Fenomena merebaknya anak jalanan di
Indonesia merupakan persoalan sosial yang komplek. Hidup menjadi anak jalanan
memang bukan merupakan pilihan
yang menyenangkan, karena mereka berada dalam kondisi yang
tidak bermasa depan jelas, dan keberadaan mereka tidak jarang
menjadi “masalah” bagi banyak pihak, keluarga, masyarakat dan negara.
Namun, perhatian terhadap nasibanak jalanan tampaknya belum begitu besar dan
solutif.
Mereka merupakan kelompok sosial yang sangat
rentan dari berbagai tindakan kekerasan baik fisik, emosi, seksual maupun
kekerasan sosial. selain itu, lingkungan juga sangat mempengaruhi kepribadian
dan perilaku sosial anak jalan. Menurut UUD 1945 “anak terlantar itu dipelihara
oleh negara”. Artinya pemerintah mempunyai tanggung jawab terhadap pemeliharaan
dan pembinaan anak-anak terlantar, termasuk anak jalanan.
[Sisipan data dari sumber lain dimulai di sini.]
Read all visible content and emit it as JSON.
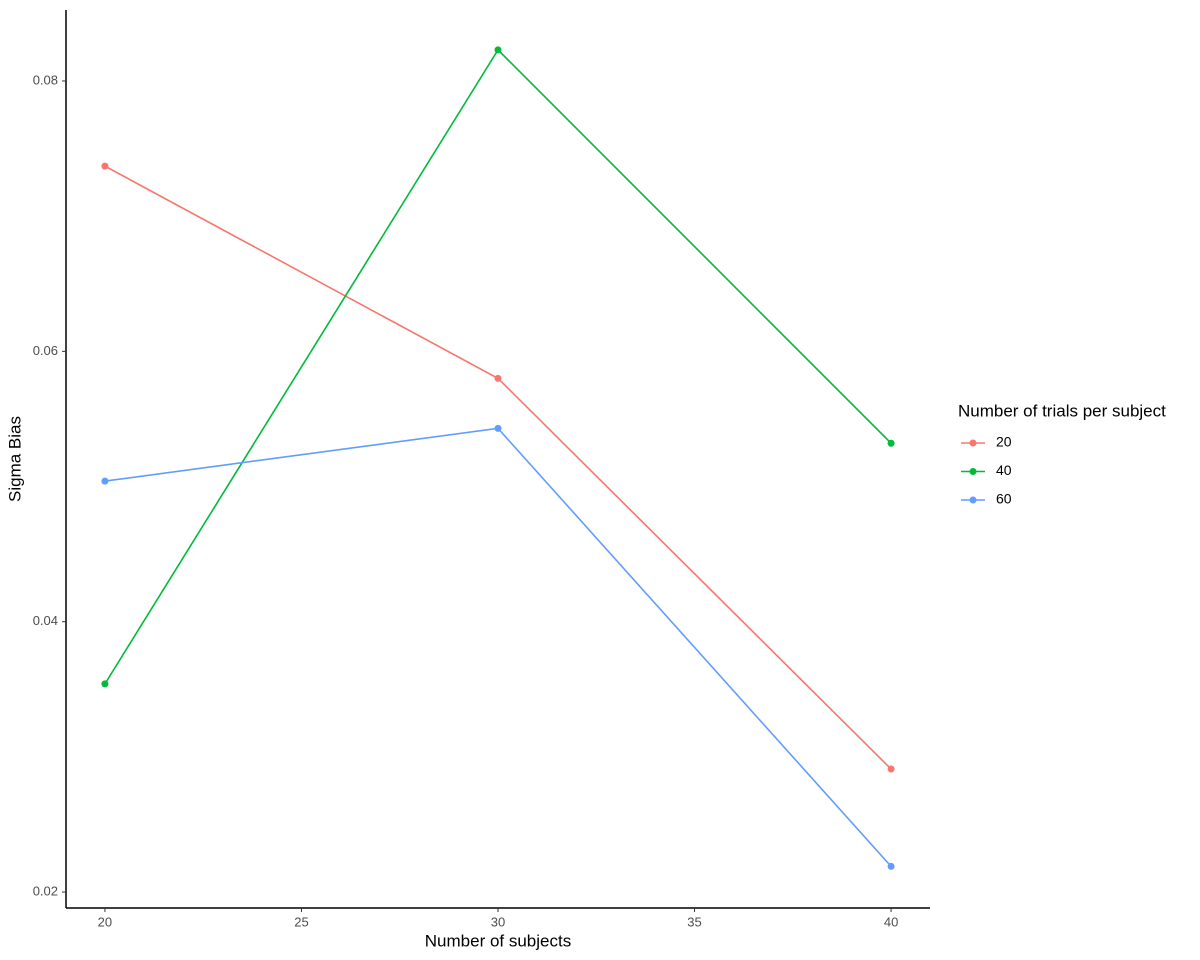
{
  "chart_data": {
    "type": "line",
    "x_label": "Number of subjects",
    "y_label": "Sigma Bias",
    "legend_title": "Number of trials per subject",
    "x": [
      20,
      30,
      40
    ],
    "series": [
      {
        "name": "20",
        "color": "#f8766d",
        "values": [
          0.0737,
          0.058,
          0.0291
        ]
      },
      {
        "name": "40",
        "color": "#00ba38",
        "values": [
          0.0354,
          0.0823,
          0.0532
        ]
      },
      {
        "name": "60",
        "color": "#619cff",
        "values": [
          0.0504,
          0.0543,
          0.0219
        ]
      }
    ],
    "xlim": [
      19.01,
      40.99
    ],
    "xticks": [
      20,
      25,
      30,
      35,
      40
    ],
    "ylim": [
      0.01882,
      0.08525
    ],
    "yticks": [
      0.02,
      0.04,
      0.06,
      0.08
    ],
    "grid": false,
    "legend_position": "right"
  }
}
Hak-hak asasi anak
terlantar dan anak jalanan pada hakekatnya sama dengan hak asasi manusia pada
umumnya seperti halnya tercantum dalam UU no. 9 tahun 1999 tentang hak asasi
manusia dan Keputusan Presiden RI no. 36 tahun 1990 tetang “konvensi tentang hak-hak anak”
Pengertian Dan Karakteristik Anak Jalanan
Pengertian Dan Karakteristik Anak Jalanan
Istilah anak jalanan pertama kali diperkenalkan di Amerika selatan, tepatnya di Brazilia, dengan nama Meninos de Ruas untuk menyebut kelompok anak-anak yang hidup di jalanan dan tidak memiliki ikatan dengan keluarga. Istilah anak jalanan berbeda-beda untuk setiap tempat, misalnya di Columbia mereka disebut “gamin” (urchin atau melarat) dan “chinces” (kutu kasur), “marginais” (criminal atau marjinal) di Rio, “pa’jaros frutero” (perampok kecil) di Peru, “polillas” (ngrengat) di Bolivia, “resistoleros” (perampok kecil) di Honduras, “Bui Doi” (anak dekil) di Vietnam, “saligoman” (anak menjijikkan) di Rwanda. Istilah-istilah itu sebenarnya menggambarkan bagaimana posisi anak-anak jalanan ini dalam masyarakat.
Pengertian anak jalanan telah banyak dikemukakan oleh banyak
ahli. Secara khusus, anak jalanan menurut PBB adalah anak yang menghabiskan
sebagian besar waktunya dijalanan untuk bekerja, bermain atau beraktivitas
lain. Anak jalanan tinggal di jalanan karena dicampakkan atau tercampakkan dari
keluarga yang tidak mampu menanggung beban karena kemiskinan dan kehancuran keluarganya.
Umumnya anak jalanan bekerja sebagai pengasong, pemulung, tukang semir, pelacur
anak dan pengais sampah. Tidak jarang menghadapi resiko kecelakaan lalu lintas,
pemerasan, perkelahian, dan kekerasan lain. Anak jalanan lebih mudah tertular
kebiasaan tidak sehat dari kultur jalanan, khususnya seks bebas dan
penyalahgunaan obat.
Menurut Soedijar (1989) dalam studynya menyatakan bahwa anak
jalanan adalah anak usia antara 7 sampai 15 tahun yang bekerja di jalanan dan
tempet umum lainnya yang dapat mengganggu ketentraman dan keselamatan orang
lain serta membahayakan dirinya sendiri.
Menurut Putranto dalam Agustin (2002) dalam studi kualitatifnya mendefinisikan
anak jalanan sebagai anak berusia 6 sampai 15 tahun yang tidak bersekolah lagi dan
tidak tinggal bersama orang tua mereka, dan bekerja seharian untuk memperoleh
penghasilan di jalanan, persimpangan dan tempat-tempat umum.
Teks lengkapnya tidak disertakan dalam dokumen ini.